私はもともと、メンタルが強いほうではなくて、かといってひどく弱いほうでもない。
大体の人はそんな感じなのではないだろうか。

独身時代、社会人としてフルタイムで働いていた時期は、お客さんや上司、同僚と話を合わせるために、朝のニュースは欠かさず見ていて、時には新聞も読んでいた。


それで自分から話題を提供することができたし、話題を振られたときにはそれなりに答えることもできたし、社会情勢を押さえている自分は、20代前半ながらも、しっかりしている!と思っていた。




ところが、30代に入り子どもを出産すると、いたたまれない乳幼児虐待や殺人のニュースを朝から目にした時は、心がずーんと重くなっていることに気付くようになった。

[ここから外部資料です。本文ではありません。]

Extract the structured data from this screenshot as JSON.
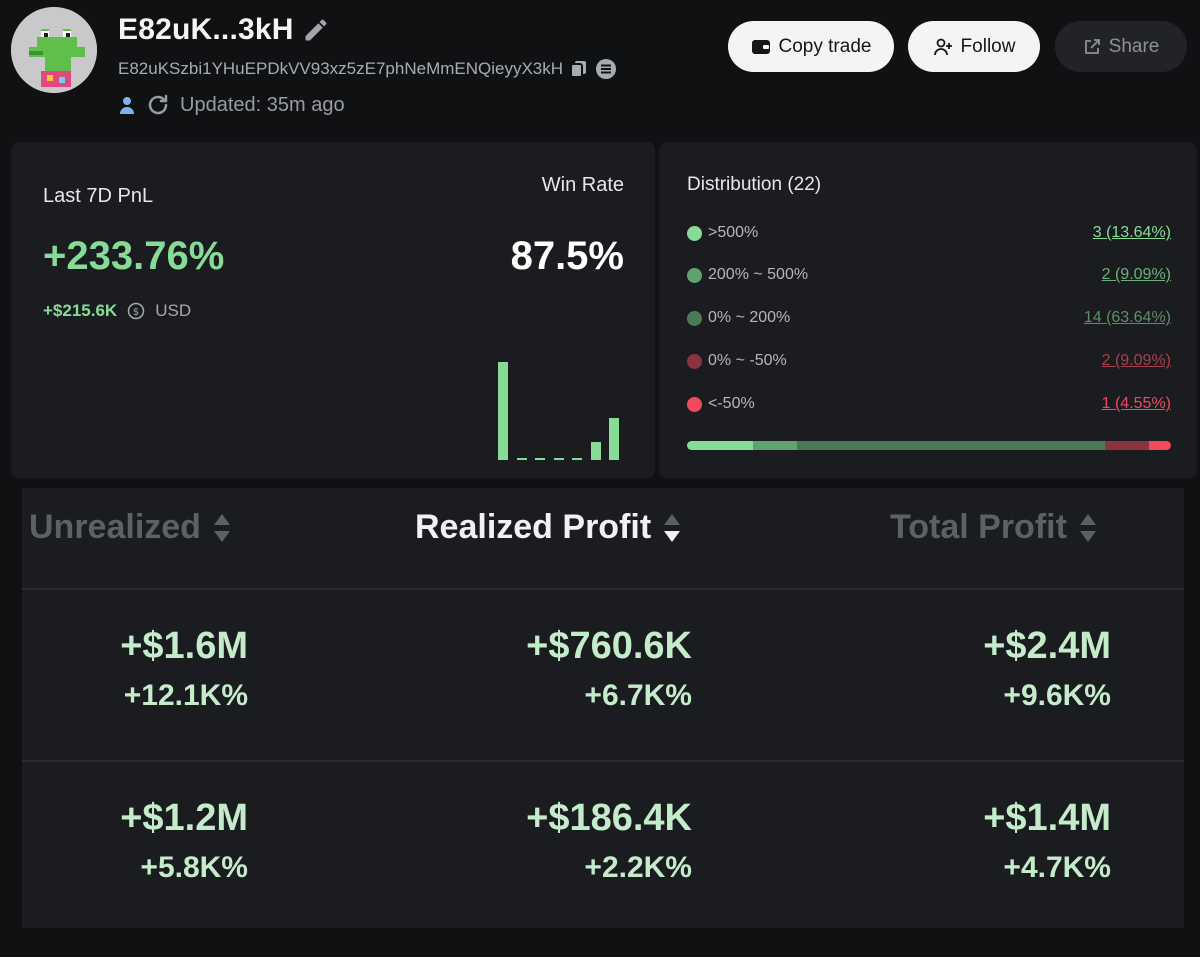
{
  "profile": {
    "name": "E82uK...3kH",
    "address": "E82uKSzbi1YHuEPDkVV93xz5zE7phNeMmENQieyyX3kH",
    "updated": "Updated: 35m ago"
  },
  "actions": {
    "copy_trade": "Copy trade",
    "follow": "Follow",
    "share": "Share"
  },
  "pnl": {
    "label": "Last 7D PnL",
    "value": "+233.76%",
    "usd_amount": "+$215.6K",
    "currency": "USD",
    "win_rate_label": "Win Rate",
    "win_rate_value": "87.5%",
    "bar_values": [
      1.0,
      0.02,
      0.02,
      0.02,
      0.02,
      0.18,
      0.43
    ]
  },
  "distribution": {
    "title": "Distribution (22)",
    "rows": [
      {
        "label": ">500%",
        "value": "3 (13.64%)",
        "count": 3,
        "color": "#86dc97"
      },
      {
        "label": "200% ~ 500%",
        "value": "2 (9.09%)",
        "count": 2,
        "color": "#5fa36f"
      },
      {
        "label": "0% ~ 200%",
        "value": "14 (63.64%)",
        "count": 14,
        "color": "#4c7a55"
      },
      {
        "label": "0% ~ -50%",
        "value": "2 (9.09%)",
        "count": 2,
        "color": "#8a3440"
      },
      {
        "label": "<-50%",
        "value": "1 (4.55%)",
        "count": 1,
        "color": "#f2495f"
      }
    ]
  },
  "table": {
    "headers": {
      "unrealized": "Unrealized",
      "realized": "Realized Profit",
      "total": "Total Profit"
    },
    "rows": [
      {
        "unrealized": "+$1.6M",
        "unrealized_pct": "+12.1K%",
        "realized": "+$760.6K",
        "realized_pct": "+6.7K%",
        "total": "+$2.4M",
        "total_pct": "+9.6K%"
      },
      {
        "unrealized": "+$1.2M",
        "unrealized_pct": "+5.8K%",
        "realized": "+$186.4K",
        "realized_pct": "+2.2K%",
        "total": "+$1.4M",
        "total_pct": "+4.7K%"
      }
    ]
  }
}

「生後3か月の我が子を…」など、月齢が近い赤ちゃんのニュースを目にしたときは、自分の、ベッドに寝転がっている赤ちゃんを見つめては、どうしようもなく、苦しい気持ちになってしまう。



産後のホルモンバランスの関係で、余計にこんな感情になってしまうのは、自分でもわかってはいながらも、メンタルの落ち込みを抑えることなどできなかった。

虐待や殺人のみならず、交通事故、議員の汚職事件、公務員のわいせつ事件、青少年の犯罪、特殊詐欺事件、大企業の利権問題、北のミサイル発射…もうもう小さい頃から何度も何度も十分に見てきた気がする。

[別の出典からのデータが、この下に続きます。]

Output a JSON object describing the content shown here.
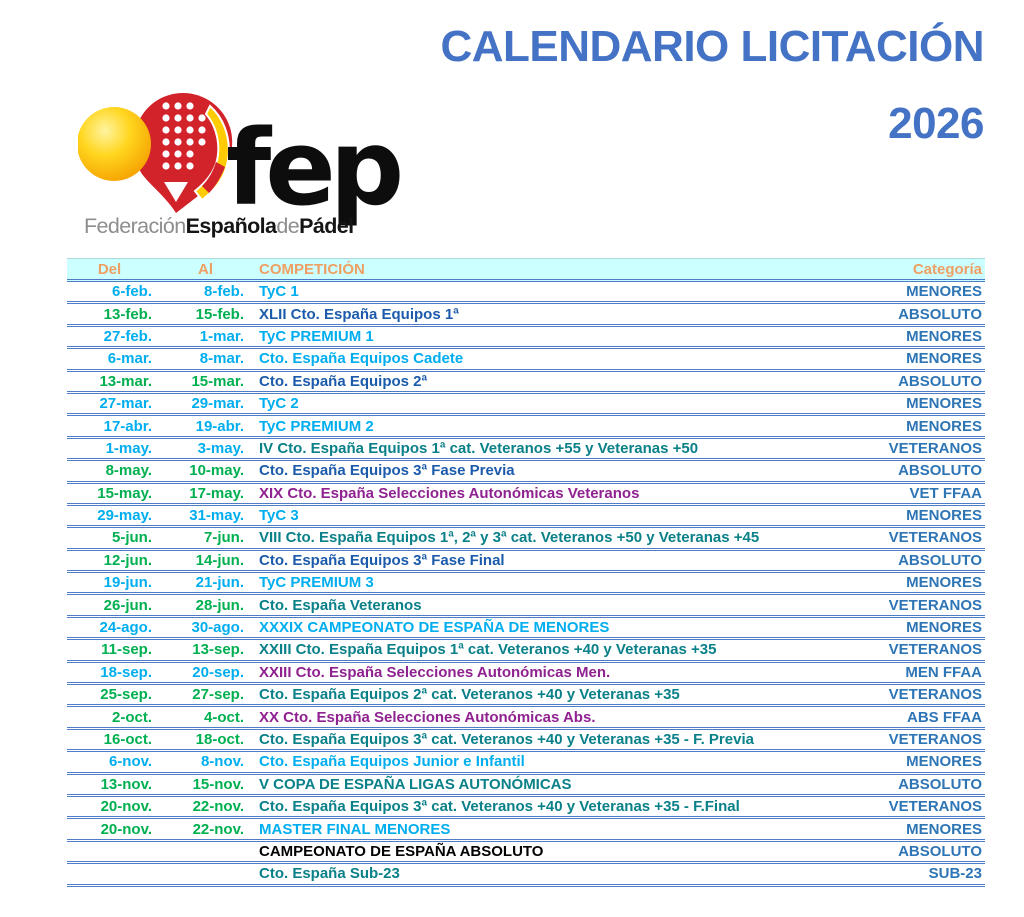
{
  "header": {
    "title_line1": "CALENDARIO LICITACIÓN",
    "title_year": "2026"
  },
  "logo": {
    "wordmark": "fep",
    "sub1": "Federación",
    "sub2": "Española",
    "sub3": "de",
    "sub4": "Pádel"
  },
  "colors": {
    "title_blue": "#4472c4",
    "header_bg": "#ccffff",
    "header_text": "#ef9f63",
    "border_blue": "#4e7dc6",
    "category_blue": "#2e75b6",
    "cyan": "#00aeef",
    "green": "#00b050",
    "dark_blue": "#1c5bab",
    "teal": "#0a8089",
    "purple": "#8f2290",
    "black": "#000000",
    "logo_red": "#d2232a",
    "logo_yellow": "#ffd200",
    "flag_yellow": "#ffcb05"
  },
  "table": {
    "columns": [
      "Del",
      "Al",
      "COMPETICIÓN",
      "Categoría"
    ],
    "rows": [
      {
        "del": "6-feb.",
        "al": "8-feb.",
        "competition": "TyC 1",
        "category": "MENORES",
        "date_color": "cyan",
        "comp_color": "cyan"
      },
      {
        "del": "13-feb.",
        "al": "15-feb.",
        "competition": "XLII Cto. España Equipos 1ª",
        "category": "ABSOLUTO",
        "date_color": "green",
        "comp_color": "dark_blue"
      },
      {
        "del": "27-feb.",
        "al": "1-mar.",
        "competition": "TyC PREMIUM 1",
        "category": "MENORES",
        "date_color": "cyan",
        "comp_color": "cyan"
      },
      {
        "del": "6-mar.",
        "al": "8-mar.",
        "competition": "Cto. España Equipos Cadete",
        "category": "MENORES",
        "date_color": "cyan",
        "comp_color": "cyan"
      },
      {
        "del": "13-mar.",
        "al": "15-mar.",
        "competition": "Cto. España Equipos 2ª",
        "category": "ABSOLUTO",
        "date_color": "green",
        "comp_color": "dark_blue"
      },
      {
        "del": "27-mar.",
        "al": "29-mar.",
        "competition": "TyC 2",
        "category": "MENORES",
        "date_color": "cyan",
        "comp_color": "cyan"
      },
      {
        "del": "17-abr.",
        "al": "19-abr.",
        "competition": "TyC PREMIUM 2",
        "category": "MENORES",
        "date_color": "cyan",
        "comp_color": "cyan"
      },
      {
        "del": "1-may.",
        "al": "3-may.",
        "competition": "IV Cto. España Equipos 1ª cat. Veteranos +55 y Veteranas +50",
        "category": "VETERANOS",
        "date_color": "cyan",
        "comp_color": "teal"
      },
      {
        "del": "8-may.",
        "al": "10-may.",
        "competition": "Cto. España Equipos 3ª Fase Previa",
        "category": "ABSOLUTO",
        "date_color": "green",
        "comp_color": "dark_blue"
      },
      {
        "del": "15-may.",
        "al": "17-may.",
        "competition": "XIX Cto. España Selecciones Autonómicas Veteranos",
        "category": "VET FFAA",
        "date_color": "green",
        "comp_color": "purple"
      },
      {
        "del": "29-may.",
        "al": "31-may.",
        "competition": "TyC 3",
        "category": "MENORES",
        "date_color": "cyan",
        "comp_color": "cyan"
      },
      {
        "del": "5-jun.",
        "al": "7-jun.",
        "competition": "VIII Cto. España Equipos 1ª, 2ª y 3ª cat. Veteranos +50 y Veteranas +45",
        "category": "VETERANOS",
        "date_color": "green",
        "comp_color": "teal"
      },
      {
        "del": "12-jun.",
        "al": "14-jun.",
        "competition": "Cto. España Equipos 3ª Fase Final",
        "category": "ABSOLUTO",
        "date_color": "green",
        "comp_color": "dark_blue"
      },
      {
        "del": "19-jun.",
        "al": "21-jun.",
        "competition": "TyC PREMIUM 3",
        "category": "MENORES",
        "date_color": "cyan",
        "comp_color": "cyan"
      },
      {
        "del": "26-jun.",
        "al": "28-jun.",
        "competition": "Cto. España Veteranos",
        "category": "VETERANOS",
        "date_color": "green",
        "comp_color": "teal"
      },
      {
        "del": "24-ago.",
        "al": "30-ago.",
        "competition": "XXXIX CAMPEONATO DE ESPAÑA DE MENORES",
        "category": "MENORES",
        "date_color": "cyan",
        "comp_color": "cyan"
      },
      {
        "del": "11-sep.",
        "al": "13-sep.",
        "competition": "XXIII Cto. España Equipos 1ª cat. Veteranos +40 y Veteranas +35",
        "category": "VETERANOS",
        "date_color": "green",
        "comp_color": "teal"
      },
      {
        "del": "18-sep.",
        "al": "20-sep.",
        "competition": "XXIII Cto. España Selecciones Autonómicas Men.",
        "category": "MEN FFAA",
        "date_color": "cyan",
        "comp_color": "purple"
      },
      {
        "del": "25-sep.",
        "al": "27-sep.",
        "competition": "Cto. España Equipos 2ª cat. Veteranos +40 y Veteranas +35",
        "category": "VETERANOS",
        "date_color": "green",
        "comp_color": "teal"
      },
      {
        "del": "2-oct.",
        "al": "4-oct.",
        "competition": "XX Cto. España Selecciones Autonómicas Abs.",
        "category": "ABS FFAA",
        "date_color": "green",
        "comp_color": "purple"
      },
      {
        "del": "16-oct.",
        "al": "18-oct.",
        "competition": "Cto. España Equipos 3ª cat. Veteranos +40 y Veteranas +35 - F. Previa",
        "category": "VETERANOS",
        "date_color": "green",
        "comp_color": "teal"
      },
      {
        "del": "6-nov.",
        "al": "8-nov.",
        "competition": "Cto. España Equipos Junior e Infantil",
        "category": "MENORES",
        "date_color": "cyan",
        "comp_color": "cyan"
      },
      {
        "del": "13-nov.",
        "al": "15-nov.",
        "competition": "V COPA DE ESPAÑA LIGAS AUTONÓMICAS",
        "category": "ABSOLUTO",
        "date_color": "green",
        "comp_color": "teal"
      },
      {
        "del": "20-nov.",
        "al": "22-nov.",
        "competition": "Cto. España Equipos 3ª cat. Veteranos +40 y Veteranas +35 - F.Final",
        "category": "VETERANOS",
        "date_color": "green",
        "comp_color": "teal"
      },
      {
        "del": "20-nov.",
        "al": "22-nov.",
        "competition": "MASTER FINAL MENORES",
        "category": "MENORES",
        "date_color": "green",
        "comp_color": "cyan"
      },
      {
        "del": "",
        "al": "",
        "competition": "CAMPEONATO DE ESPAÑA ABSOLUTO",
        "category": "ABSOLUTO",
        "date_color": "none",
        "comp_color": "black"
      },
      {
        "del": "",
        "al": "",
        "competition": "Cto. España Sub-23",
        "category": "SUB-23",
        "date_color": "none",
        "comp_color": "teal"
      }
    ]
  }
}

ニュースの大半というかほぼ全ては、はっきりいって私に関係のない事なのである。


例え世界のどこかで紛争が起きていたとしても、その場所に身内はいないし、影響があることといえば、日々のスーパーでのお買い物の金額が上がることくらい。


物価高騰はスーパーに行っていれば、嫌でも実感するし、なぜ高騰しているのか知りたければ、自分で調べればいいだけ。

交通事故や、親の不注意による子どもの事故も、基本的なことに気をつけて生きていれば大抵起こらないし、悲しいことに、どんなに注意していても起こるときは、起こる。



なので、ニュースから学ぶことはもうない。

そんな自分に関係のない情報に毎日踊らされて、くだらない内容でがっかりしたり、時には心を痛める必要があるのだろうか。



朝は穏やかに過ごしたい。



私は朝のみならず、実験的に生活全てからニュースを断捨離してみることにした。


″実験的に”というのは、ニュースを見ない事で、何か弊害が起こる恐れがあったので、いつでも元の状態に、戻せるようにしておきたかったからである。

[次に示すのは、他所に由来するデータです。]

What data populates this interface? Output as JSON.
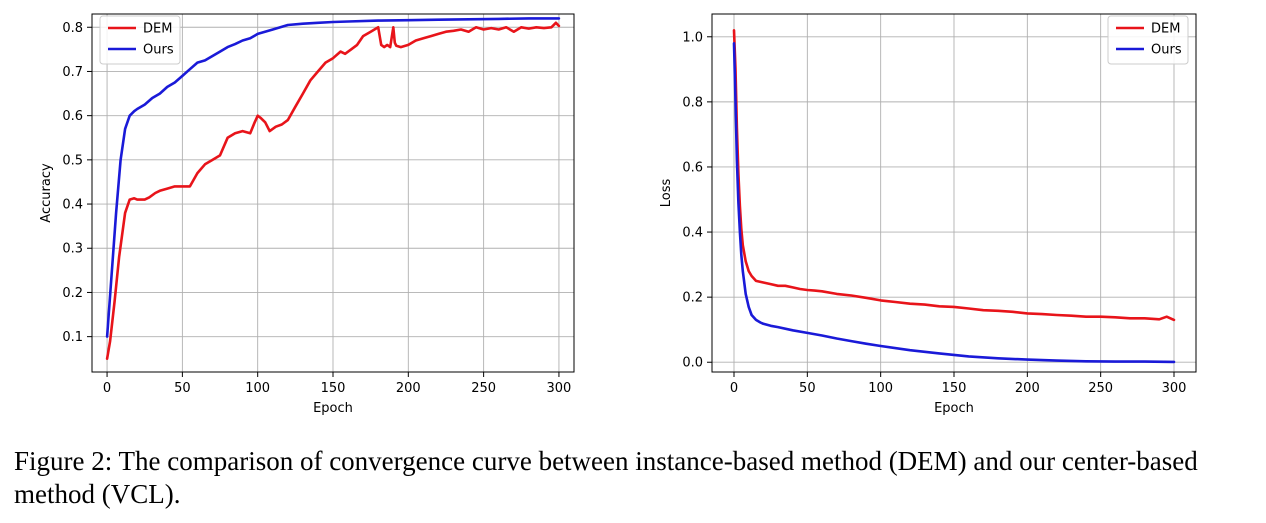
{
  "figure": {
    "caption": "Figure 2: The comparison of convergence curve between instance-based method (DEM) and our center-based method (VCL)."
  },
  "colors": {
    "DEM": "#e8141a",
    "Ours": "#1a1ad8",
    "grid": "#b0b0b0",
    "axis": "#000000"
  },
  "chart_data": [
    {
      "type": "line",
      "title": "",
      "xlabel": "Epoch",
      "ylabel": "Accuracy",
      "xlim": [
        -10,
        310
      ],
      "ylim": [
        0.02,
        0.83
      ],
      "xticks": [
        0,
        50,
        100,
        150,
        200,
        250,
        300
      ],
      "yticks": [
        0.1,
        0.2,
        0.3,
        0.4,
        0.5,
        0.6,
        0.7,
        0.8
      ],
      "ytick_labels": [
        "0.1",
        "0.2",
        "0.3",
        "0.4",
        "0.5",
        "0.6",
        "0.7",
        "0.8"
      ],
      "grid": true,
      "legend_position": "top-left",
      "series": [
        {
          "name": "DEM",
          "x": [
            0,
            2,
            5,
            8,
            12,
            15,
            18,
            20,
            25,
            28,
            32,
            35,
            40,
            45,
            50,
            55,
            60,
            65,
            70,
            75,
            80,
            85,
            90,
            95,
            98,
            100,
            102,
            105,
            108,
            112,
            116,
            120,
            125,
            130,
            135,
            140,
            145,
            150,
            155,
            158,
            162,
            166,
            170,
            175,
            180,
            182,
            184,
            186,
            188,
            190,
            191,
            192,
            195,
            200,
            205,
            210,
            215,
            220,
            225,
            230,
            235,
            240,
            245,
            250,
            255,
            260,
            265,
            270,
            275,
            280,
            285,
            290,
            295,
            298,
            300
          ],
          "values": [
            0.05,
            0.09,
            0.18,
            0.28,
            0.38,
            0.41,
            0.413,
            0.41,
            0.41,
            0.415,
            0.425,
            0.43,
            0.435,
            0.44,
            0.44,
            0.44,
            0.47,
            0.49,
            0.5,
            0.51,
            0.55,
            0.56,
            0.565,
            0.56,
            0.585,
            0.6,
            0.595,
            0.585,
            0.565,
            0.575,
            0.58,
            0.59,
            0.62,
            0.65,
            0.68,
            0.7,
            0.72,
            0.73,
            0.745,
            0.74,
            0.75,
            0.76,
            0.78,
            0.79,
            0.8,
            0.76,
            0.755,
            0.76,
            0.755,
            0.8,
            0.765,
            0.758,
            0.755,
            0.76,
            0.77,
            0.775,
            0.78,
            0.785,
            0.79,
            0.792,
            0.795,
            0.79,
            0.8,
            0.795,
            0.798,
            0.795,
            0.8,
            0.79,
            0.8,
            0.797,
            0.8,
            0.798,
            0.8,
            0.81,
            0.803
          ]
        },
        {
          "name": "Ours",
          "x": [
            0,
            3,
            6,
            9,
            12,
            15,
            18,
            20,
            25,
            30,
            35,
            40,
            45,
            50,
            55,
            60,
            65,
            70,
            75,
            80,
            85,
            90,
            95,
            100,
            110,
            120,
            130,
            140,
            150,
            160,
            180,
            200,
            220,
            240,
            260,
            280,
            300
          ],
          "values": [
            0.1,
            0.24,
            0.38,
            0.5,
            0.57,
            0.6,
            0.61,
            0.615,
            0.625,
            0.64,
            0.65,
            0.665,
            0.675,
            0.69,
            0.705,
            0.72,
            0.725,
            0.735,
            0.745,
            0.755,
            0.762,
            0.77,
            0.775,
            0.785,
            0.795,
            0.805,
            0.808,
            0.81,
            0.812,
            0.813,
            0.815,
            0.816,
            0.817,
            0.818,
            0.819,
            0.82,
            0.82
          ]
        }
      ]
    },
    {
      "type": "line",
      "title": "",
      "xlabel": "Epoch",
      "ylabel": "Loss",
      "xlim": [
        -15,
        315
      ],
      "ylim": [
        -0.03,
        1.07
      ],
      "xticks": [
        0,
        50,
        100,
        150,
        200,
        250,
        300
      ],
      "yticks": [
        0.0,
        0.2,
        0.4,
        0.6,
        0.8,
        1.0
      ],
      "ytick_labels": [
        "0.0",
        "0.2",
        "0.4",
        "0.6",
        "0.8",
        "1.0"
      ],
      "grid": true,
      "legend_position": "top-right",
      "series": [
        {
          "name": "DEM",
          "x": [
            0,
            1,
            2,
            3,
            4,
            5,
            6,
            8,
            10,
            12,
            15,
            20,
            25,
            30,
            35,
            40,
            45,
            50,
            55,
            60,
            70,
            80,
            90,
            100,
            110,
            120,
            130,
            140,
            150,
            160,
            170,
            180,
            190,
            200,
            210,
            220,
            230,
            240,
            250,
            260,
            270,
            280,
            290,
            295,
            300
          ],
          "values": [
            1.02,
            0.9,
            0.72,
            0.58,
            0.48,
            0.41,
            0.36,
            0.31,
            0.28,
            0.265,
            0.25,
            0.245,
            0.24,
            0.235,
            0.235,
            0.23,
            0.225,
            0.222,
            0.22,
            0.218,
            0.21,
            0.205,
            0.198,
            0.19,
            0.185,
            0.18,
            0.177,
            0.172,
            0.17,
            0.165,
            0.16,
            0.158,
            0.155,
            0.15,
            0.148,
            0.145,
            0.143,
            0.14,
            0.14,
            0.138,
            0.135,
            0.135,
            0.132,
            0.14,
            0.13
          ]
        },
        {
          "name": "Ours",
          "x": [
            0,
            1,
            2,
            3,
            4,
            5,
            6,
            8,
            10,
            12,
            15,
            18,
            20,
            25,
            30,
            40,
            50,
            60,
            70,
            80,
            90,
            100,
            120,
            140,
            160,
            180,
            200,
            220,
            240,
            260,
            280,
            300
          ],
          "values": [
            0.98,
            0.8,
            0.62,
            0.49,
            0.4,
            0.33,
            0.28,
            0.21,
            0.17,
            0.145,
            0.13,
            0.122,
            0.118,
            0.112,
            0.108,
            0.098,
            0.09,
            0.082,
            0.073,
            0.065,
            0.057,
            0.05,
            0.037,
            0.027,
            0.018,
            0.012,
            0.008,
            0.005,
            0.003,
            0.002,
            0.002,
            0.001
          ]
        }
      ]
    }
  ]
}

結果的には、ニュースを断捨離したことで、起こった弊害は、断捨離が4~5年続いている今もない。


大きな事件が起きた時は、その日の朝、幼稚園バスのバス停のママさんに教えてもらったし、その他にも家庭内や、職場で大体は情報が入手できる。



社長、経営者は別として、市井の人々の口から出るニュースというものは、大半がトップニュースであったり、多くの人が興味関心をもつ内容であるので、ニュースなんかわざわざ見なくても、必ず耳に入ってくるようになっているのだ。


「ニュースも見ていないのか」なんて言われていたのは、せいぜい20代までで、30代の子育てママが、多少情弱であろうとも誰も気にしないし、そもそもそんな事をいちいち気に掛ける人と、私は付き合いたくない。


むしろ「そのニュース知らない。詳しく教えて。」と聞いた方が、相手も意気揚々と教えてくれることのほうが多い。



肝心のメンタルはどうなったのか、という話であるが、メンタルはここ数年で確実に強くなっている。


ただし、それにはいろんな要素が組み合わさっているので、このニュースの断捨離効果がどれだけのウエイトを占めているのかは、知りえない。



とにもかくにも、もうニュースを毎日欠かさずに見ていた頃には、戻すつもりもなく、毎日快適な朝を私は過ごしているという事だ。